According to SnowSports Industries America, skiers spent over $4.5 billion5 on clothing, equipment, and accessories last year. That’s a lot of money. I bet there’s a lot of people who would consider $50 to be a reasonable investment to permanently document their day skiing and have tangible evidence of their bragging rights.
So now let’s imagine how re-styling Slopes as an app for “prosumer” skiers at a $50 price point might change Slopes’ business model. Most obviously, with no other changes, Curtis could almost certainly expect fewer sales. But as long as sales were more than one one-sixth their previous level, Slopes would still be making more money than at the lower level. But who says that nothing else must change?
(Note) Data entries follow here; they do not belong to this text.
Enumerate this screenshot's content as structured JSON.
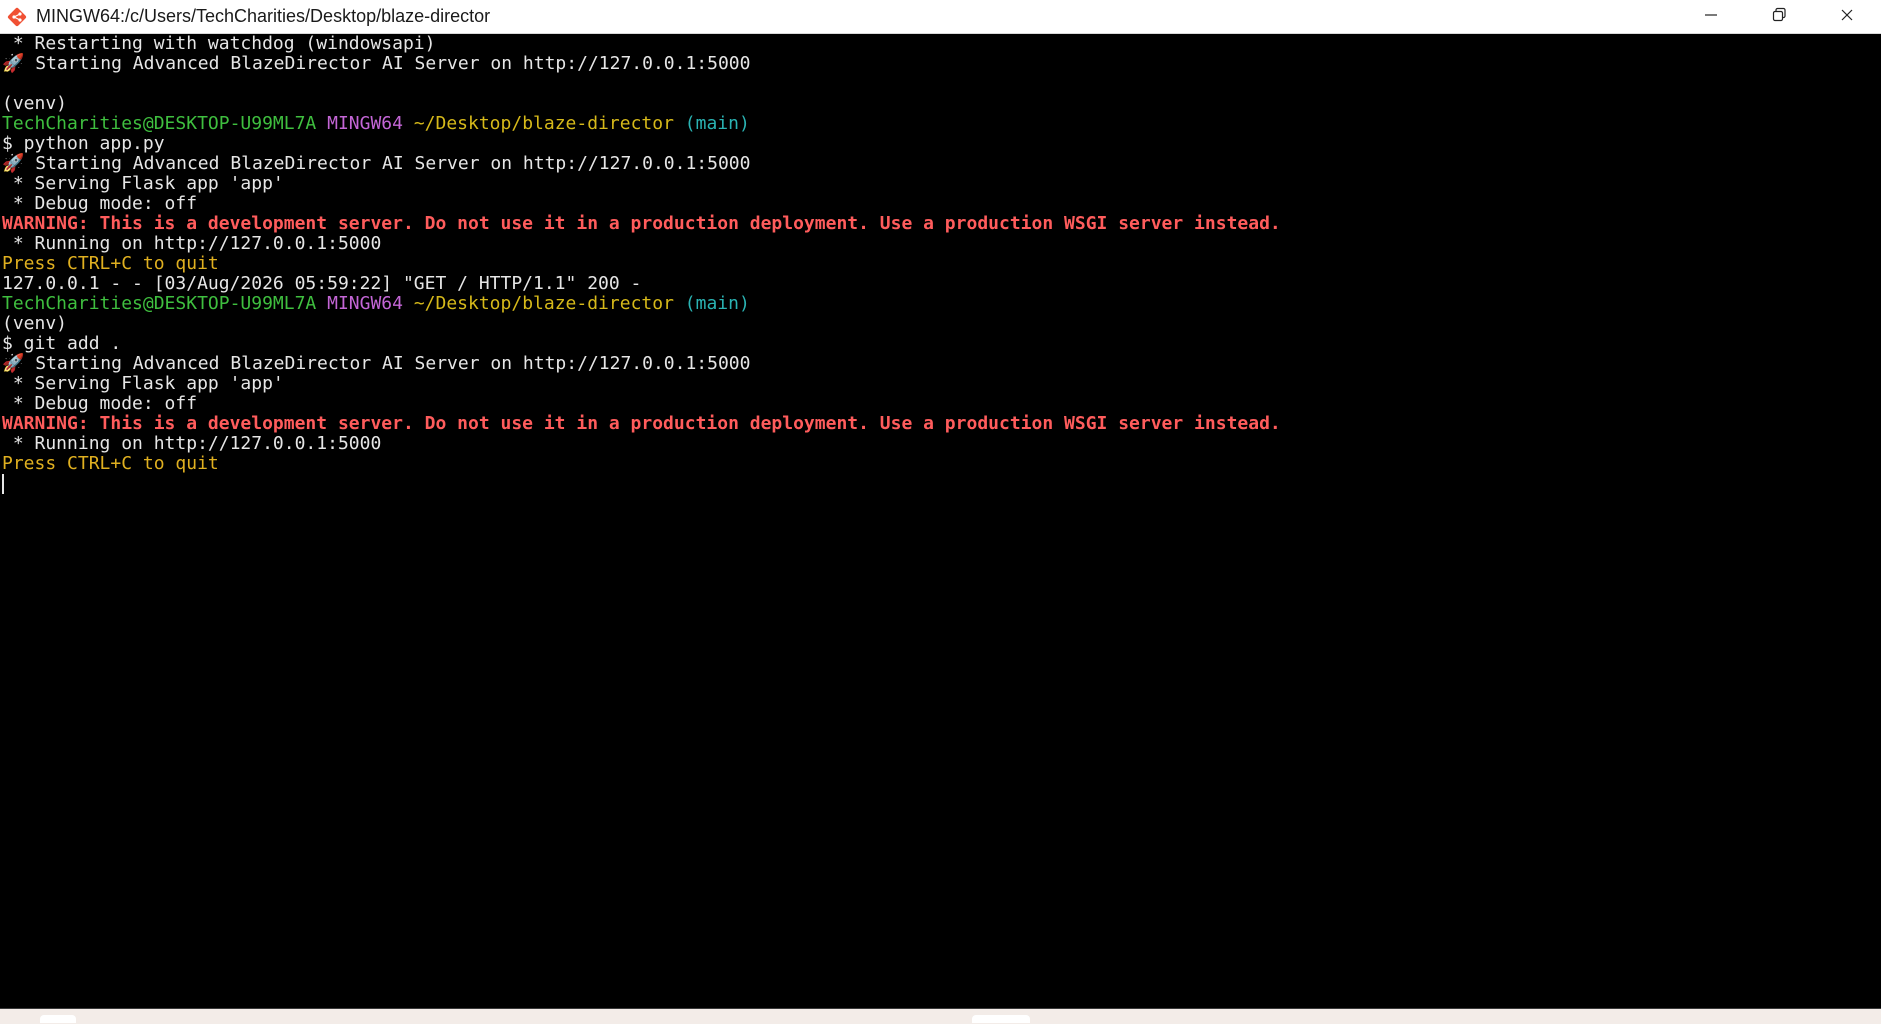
{
  "window": {
    "title": "MINGW64:/c/Users/TechCharities/Desktop/blaze-director",
    "icon": "git-bash-icon",
    "controls": [
      "minimize-icon",
      "restore-icon",
      "close-icon"
    ]
  },
  "colors": {
    "user_host": "#3fbf3f",
    "mingw": "#c466d6",
    "path": "#d6b91a",
    "branch": "#2ab3b3",
    "warning": "#ff5c5c",
    "quit_hint": "#e0b020"
  },
  "terminal": {
    "lines": [
      [
        {
          "t": " * Restarting with watchdog (windowsapi)",
          "c": "default"
        }
      ],
      [
        {
          "t": "🚀 Starting Advanced BlazeDirector AI Server on http://127.0.0.1:5000",
          "c": "default"
        }
      ],
      [
        {
          "t": "",
          "c": "default"
        }
      ],
      [
        {
          "t": "(venv)",
          "c": "default"
        }
      ],
      [
        {
          "t": "TechCharities@DESKTOP-U99ML7A",
          "c": "green"
        },
        {
          "t": " ",
          "c": "default"
        },
        {
          "t": "MINGW64",
          "c": "magenta"
        },
        {
          "t": " ",
          "c": "default"
        },
        {
          "t": "~/Desktop/blaze-director",
          "c": "yellow"
        },
        {
          "t": " ",
          "c": "default"
        },
        {
          "t": "(main)",
          "c": "cyan"
        }
      ],
      [
        {
          "t": "$ python app.py",
          "c": "default"
        }
      ],
      [
        {
          "t": "🚀 Starting Advanced BlazeDirector AI Server on http://127.0.0.1:5000",
          "c": "default"
        }
      ],
      [
        {
          "t": " * Serving Flask app 'app'",
          "c": "default"
        }
      ],
      [
        {
          "t": " * Debug mode: off",
          "c": "default"
        }
      ],
      [
        {
          "t": "WARNING: This is a development server. Do not use it in a production deployment. Use a production WSGI server instead.",
          "c": "red"
        }
      ],
      [
        {
          "t": " * Running on http://127.0.0.1:5000",
          "c": "default"
        }
      ],
      [
        {
          "t": "Press CTRL+C to quit",
          "c": "amber"
        }
      ],
      [
        {
          "t": "127.0.0.1 - - [03/Aug/2026 05:59:22] \"GET / HTTP/1.1\" 200 -",
          "c": "default"
        }
      ],
      [
        {
          "t": "TechCharities@DESKTOP-U99ML7A",
          "c": "green"
        },
        {
          "t": " ",
          "c": "default"
        },
        {
          "t": "MINGW64",
          "c": "magenta"
        },
        {
          "t": " ",
          "c": "default"
        },
        {
          "t": "~/Desktop/blaze-director",
          "c": "yellow"
        },
        {
          "t": " ",
          "c": "default"
        },
        {
          "t": "(main)",
          "c": "cyan"
        }
      ],
      [
        {
          "t": "(venv)",
          "c": "default"
        }
      ],
      [
        {
          "t": "$ git add .",
          "c": "default"
        }
      ],
      [
        {
          "t": "🚀 Starting Advanced BlazeDirector AI Server on http://127.0.0.1:5000",
          "c": "default"
        }
      ],
      [
        {
          "t": " * Serving Flask app 'app'",
          "c": "default"
        }
      ],
      [
        {
          "t": " * Debug mode: off",
          "c": "default"
        }
      ],
      [
        {
          "t": "WARNING: This is a development server. Do not use it in a production deployment. Use a production WSGI server instead.",
          "c": "red"
        }
      ],
      [
        {
          "t": " * Running on http://127.0.0.1:5000",
          "c": "default"
        }
      ],
      [
        {
          "t": "Press CTRL+C to quit",
          "c": "amber"
        }
      ]
    ]
  }
}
At $50 per download ($35 after Apple’s cut), that gives much more room for user acquisition. How might Curtis make use of that extra revenue per user? Google ads? Facebook ads? Podcast ads? Physical signage at ski resorts? Ads in ski-related newsletters? All of these seem like real possibilities when each sale brings in at least $35 in revenue.
Charging a higher price could provide a solution to the biggest problem that Slopes (and most indie apps) face—customer awareness. It could give Curtis a way to reach a larger, more valuable audience, and help him overcome the “survival barrier” that he identified.
To be clear, I don’t take issue with Curtis’ stated intention to take Slopes free with version 2. I have no insight into his business, or his plans. It very well might be that going free with Slopes (presumably with some sort of in-app purchase or subscription), is the best course of action. What I do take issue with are his stated reasons for going free. I take issue with them not to belittle Curtis or his app Slopes (it’s a well made app that’s functional and stylish), but rather to hopefully counter some misguided business thinking that seems to be common among indie developers.
I wish Curtis nothing but the best of luck with Slopes. I hope he find success, and is able to find a market that is willing to pay for the clear value that he’s providing. If you’re a skier and you’ve read this all the way to the end, you might consider supporting a fellow indie by buying his app.